The answer to the foremen's despair comes from the Holy One, not from Moses. Targum Pseudo-Jonathan preserves the divine reassurance: Now have I seen what Pharoh hath done: for by a strong hand shall he release them, and with a strong hand drive them forth from his land.

The Aramaic doubles the phrase. By a strong hand he will release. With a strong hand he will drive forth. Two strong hands, two verbs, one trajectory: Pharaoh will first let Israel go, and then — when he realizes what he has lost — expel them in panic. The Exodus will not be a negotiated departure. It will be a panicked eviction.

The Grammar of Eventual Haste

This is the Targum's quiet promise. Pharaoh, who just doubled the quota, will one day stand at his palace gate screaming at Moses to leave faster (Exodus 12:31-33). The same hand that refused a three-day festival will shove an entire people across the border.

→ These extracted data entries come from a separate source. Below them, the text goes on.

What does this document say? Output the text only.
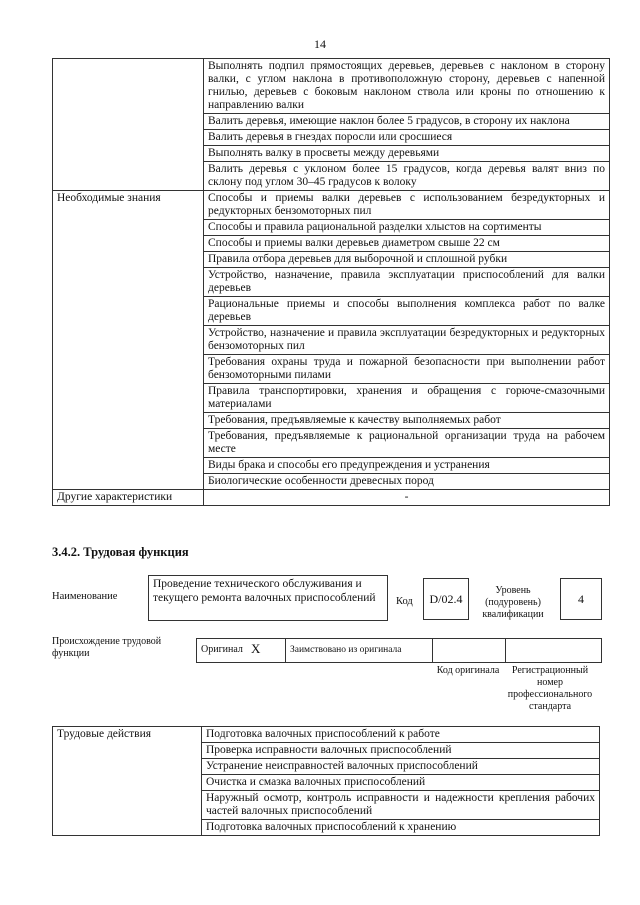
14
	Выполнять подпил прямостоящих деревьев, деревьев с наклоном в сторону валки, с углом наклона в противоположную сторону, деревьев с напенной гнилью, деревьев с боковым наклоном ствола или кроны по отношению к направлению валки
	Валить деревья, имеющие наклон более 5 градусов, в сторону их наклона
	Валить деревья в гнездах поросли или сросшиеся
	Выполнять валку в просветы между деревьями
	Валить деревья с уклоном более 15 градусов, когда деревья валят вниз по склону под углом 30–45 градусов к волоку
Необходимые знания	Способы и приемы валки деревьев с использованием безредукторных и редукторных бензомоторных пил
	Способы и правила рациональной разделки хлыстов на сортименты
	Способы и приемы валки деревьев диаметром свыше 22 см
	Правила отбора деревьев для выборочной и сплошной рубки
	Устройство, назначение, правила эксплуатации приспособлений для валки деревьев
	Рациональные приемы и способы выполнения комплекса работ по валке деревьев
	Устройство, назначение и правила эксплуатации безредукторных и редукторных бензомоторных пил
	Требования охраны труда и пожарной безопасности при выполнении работ бензомоторными пилами
	Правила транспортировки, хранения и обращения с горюче-смазочными материалами
	Требования, предъявляемые к качеству выполняемых работ
	Требования, предъявляемые к рациональной организации труда на рабочем месте
	Виды брака и способы его предупреждения и устранения
	Биологические особенности древесных пород
Другие характеристики	-
3.4.2. Трудовая функция
Наименование
Проведение технического обслуживания и текущего ремонта валочных приспособлений	Код	D/02.4
Уровень (подуровень) квалификации
4
Происхождение трудовой функции	Оригинал Х	Заимствовано из оригинала
Код оригинала	Регистрационный номер профессионального стандарта
Трудовые действия	Подготовка валочных приспособлений к работе
Проверка исправности валочных приспособлений
Устранение неисправностей валочных приспособлений
Очистка и смазка валочных приспособлений
Наружный осмотр, контроль исправности и надежности крепления рабочих частей валочных приспособлений
Подготовка валочных приспособлений к хранению
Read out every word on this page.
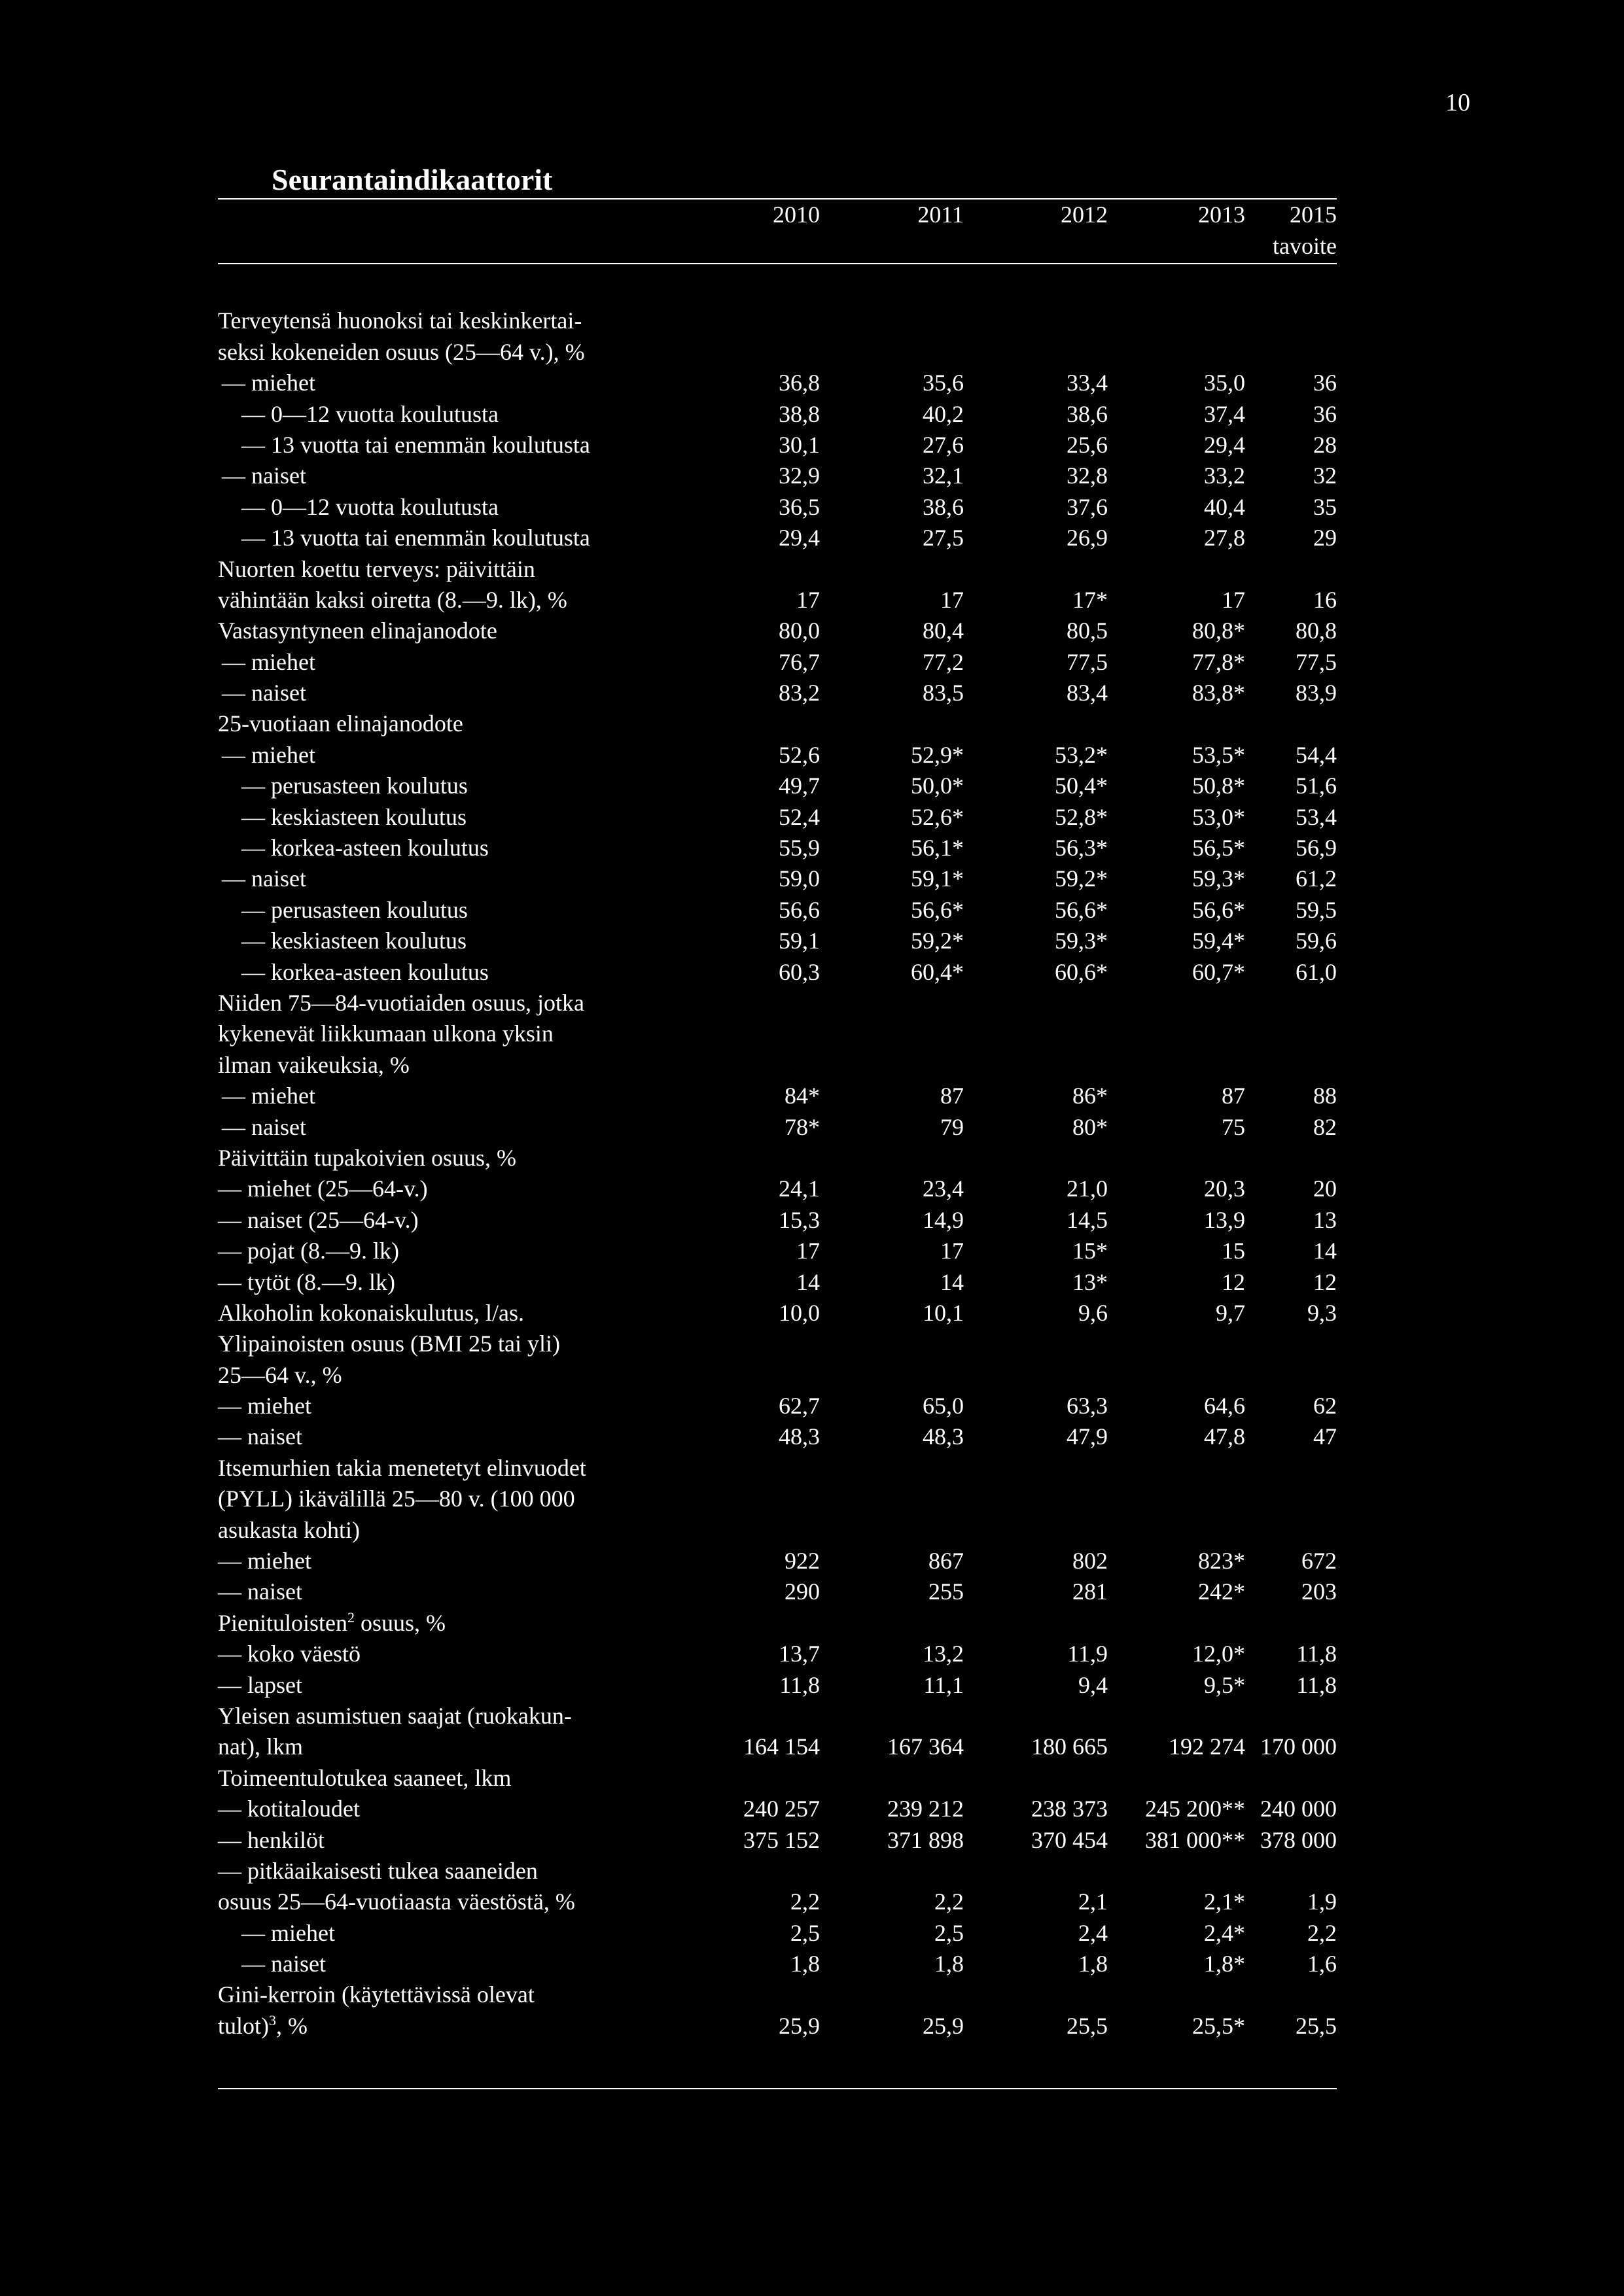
10
Seurantaindikaattorit
	2010	2011	2012	2013	2015
					tavoite

Terveytensä huonoksi tai keskinkertai-					
seksi kokeneiden osuus (25—64 v.), %					
— miehet	36,8	35,6	33,4	35,0	36
— 0—12 vuotta koulutusta	38,8	40,2	38,6	37,4	36
— 13 vuotta tai enemmän koulutusta	30,1	27,6	25,6	29,4	28
— naiset	32,9	32,1	32,8	33,2	32
— 0—12 vuotta koulutusta	36,5	38,6	37,6	40,4	35
— 13 vuotta tai enemmän koulutusta	29,4	27,5	26,9	27,8	29
Nuorten koettu terveys: päivittäin					
vähintään kaksi oiretta (8.—9. lk), %	17	17	17*	17	16
Vastasyntyneen elinajanodote	80,0	80,4	80,5	80,8*	80,8
— miehet	76,7	77,2	77,5	77,8*	77,5
— naiset	83,2	83,5	83,4	83,8*	83,9
25-vuotiaan elinajanodote					
— miehet	52,6	52,9*	53,2*	53,5*	54,4
— perusasteen koulutus	49,7	50,0*	50,4*	50,8*	51,6
— keskiasteen koulutus	52,4	52,6*	52,8*	53,0*	53,4
— korkea-asteen koulutus	55,9	56,1*	56,3*	56,5*	56,9
— naiset	59,0	59,1*	59,2*	59,3*	61,2
— perusasteen koulutus	56,6	56,6*	56,6*	56,6*	59,5
— keskiasteen koulutus	59,1	59,2*	59,3*	59,4*	59,6
— korkea-asteen koulutus	60,3	60,4*	60,6*	60,7*	61,0
Niiden 75—84-vuotiaiden osuus, jotka					
kykenevät liikkumaan ulkona yksin					
ilman vaikeuksia, %					
— miehet	84*	87	86*	87	88
— naiset	78*	79	80*	75	82
Päivittäin tupakoivien osuus, %					
— miehet (25—64-v.)	24,1	23,4	21,0	20,3	20
— naiset (25—64-v.)	15,3	14,9	14,5	13,9	13
— pojat (8.—9. lk)	17	17	15*	15	14
— tytöt (8.—9. lk)	14	14	13*	12	12
Alkoholin kokonaiskulutus, l/as.	10,0	10,1	9,6	9,7	9,3
Ylipainoisten osuus (BMI 25 tai yli)					
25—64 v., %					
— miehet	62,7	65,0	63,3	64,6	62
— naiset	48,3	48,3	47,9	47,8	47
Itsemurhien takia menetetyt elinvuodet					
(PYLL) ikävälillä 25—80 v. (100 000					
asukasta kohti)					
— miehet	922	867	802	823*	672
— naiset	290	255	281	242*	203
Pienituloisten$^2$ osuus, %					
— koko väestö	13,7	13,2	11,9	12,0*	11,8
— lapset	11,8	11,1	9,4	9,5*	11,8
Yleisen asumistuen saajat (ruokakun-					
nat), lkm	164 154	167 364	180 665	192 274	170 000
Toimeentulotukea saaneet, lkm					
— kotitaloudet	240 257	239 212	238 373	245 200**	240 000
— henkilöt	375 152	371 898	370 454	381 000**	378 000
— pitkäaikaisesti tukea saaneiden					
osuus 25—64-vuotiaasta väestöstä, %	2,2	2,2	2,1	2,1*	1,9
— miehet	2,5	2,5	2,4	2,4*	2,2
— naiset	1,8	1,8	1,8	1,8*	1,6
Gini-kerroin (käytettävissä olevat					
tulot)$^3$, %	25,9	25,9	25,5	25,5*	25,5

The phrase Now have I seen what Pharoh hath done is also striking. God had, of course, seen everything all along. But the now marks a turning point — the accumulation of cruelty has reached its threshold. Refusing the festival, doubling the bricks, withholding the straw — Pharaoh has just filled the ledger.

The sages of the Targumic tradition read this as a promise addressed to Moses, who is still reeling from the foremen's rebuke. The Holy One does not argue. He simply reframes: You think your mission failed? You have no idea what strong hand is about to descend.

The takeaway: the Jewish imagination separates divine timing from human timing. What looks like a catastrophic setback is often the last prerequisite to redemption. Pharaoh's doubled cruelty is not a delay of the Exodus; it is the final piece of its justification. The strong hand is already on its way.